PLUME: Do you think it’s almost improvisational?
BALABAN: Well, it better be, or else you’ve written a story and you’re coming in and telling it, which is the opposite of what you’re aiming at doing. Yes, it is.
PLUME: When you’re talking about that sort of vulnerability and that sort of insight – when the very hoary concept of actors lying on their resume, or exaggerating on their resume, is illuminated through your worry of having to use your very rusty French skills for Close Encounters …
BALABAN: Right.
PLUME: How much of that do you think is linked in to the actor’s profession and the artifice of it?

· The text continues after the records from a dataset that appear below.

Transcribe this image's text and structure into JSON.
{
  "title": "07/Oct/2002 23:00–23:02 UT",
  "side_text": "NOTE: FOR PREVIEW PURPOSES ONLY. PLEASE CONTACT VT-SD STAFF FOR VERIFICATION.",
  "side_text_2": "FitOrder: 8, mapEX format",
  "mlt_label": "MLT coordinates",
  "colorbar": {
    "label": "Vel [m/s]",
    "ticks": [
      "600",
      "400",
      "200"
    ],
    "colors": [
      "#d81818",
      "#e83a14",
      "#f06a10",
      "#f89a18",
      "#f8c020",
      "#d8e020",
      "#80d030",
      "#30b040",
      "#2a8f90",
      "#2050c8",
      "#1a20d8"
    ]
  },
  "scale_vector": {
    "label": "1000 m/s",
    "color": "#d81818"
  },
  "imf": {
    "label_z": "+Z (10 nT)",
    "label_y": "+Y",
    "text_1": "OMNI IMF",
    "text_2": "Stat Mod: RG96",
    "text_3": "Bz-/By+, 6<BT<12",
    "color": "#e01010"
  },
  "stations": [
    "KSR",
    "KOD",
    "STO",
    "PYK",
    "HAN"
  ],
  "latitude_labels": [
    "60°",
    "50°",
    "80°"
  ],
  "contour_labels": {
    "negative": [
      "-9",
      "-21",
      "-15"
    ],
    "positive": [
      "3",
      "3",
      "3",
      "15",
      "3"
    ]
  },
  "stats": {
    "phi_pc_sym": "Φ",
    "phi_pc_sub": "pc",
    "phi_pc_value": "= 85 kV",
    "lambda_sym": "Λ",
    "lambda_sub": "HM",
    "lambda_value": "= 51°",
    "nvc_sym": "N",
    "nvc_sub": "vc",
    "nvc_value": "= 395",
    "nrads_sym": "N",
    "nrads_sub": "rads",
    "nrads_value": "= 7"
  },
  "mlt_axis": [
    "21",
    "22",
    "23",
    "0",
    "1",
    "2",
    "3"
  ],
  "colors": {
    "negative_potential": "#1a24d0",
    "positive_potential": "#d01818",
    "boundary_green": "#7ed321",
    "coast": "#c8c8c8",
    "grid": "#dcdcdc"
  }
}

BALABAN: I think there is some feeling as an actor that if you can believe it, you can make it be – which is why it’s so exciting. I think there sometimes is sort of a thin line between truth and believing that it would be true. Although with French, you either can speak French or you can’t. Unfortunately, no amount of believing that you’re actually French will cause you to be able to speak French. It can cause you to have a good accent, and I do think actors sometimes do have very good accents. But I do think there is an element of lying as an actor – it’s healthy lying, I guess. It’s playacting, and it’s certainly one of the most fun parts about it all. You can play a part – and I certainly had opportunities to do that – of somebody that everybody’s afraid of, that’s a towering inferno. I used to get cast, and I periodically do, playing these schmuck asshole people who are just out to destroy everybody and frequently are successful at destroying people. That’s fun to take that power, which I don’t exercise or access too easily in my regular life – although I’m finding ways to do that more frequently and enjoying it. Not for uses of evil, I will say, but just for my own fun in trying to get my projects moved forward. I’m a producer now, and I’m having a very, very good time. I’ll have a better time when I have three more movies I’ve directed and produced, which hopefully will start to happen this spring. But I’m just having more fun now, being able to get to that part of myself that I could only get to when I was in Absence of Malice. And I don’t mean that I want to hurt other people, but I do mean that I want to be more effective in promoting what I want to promote.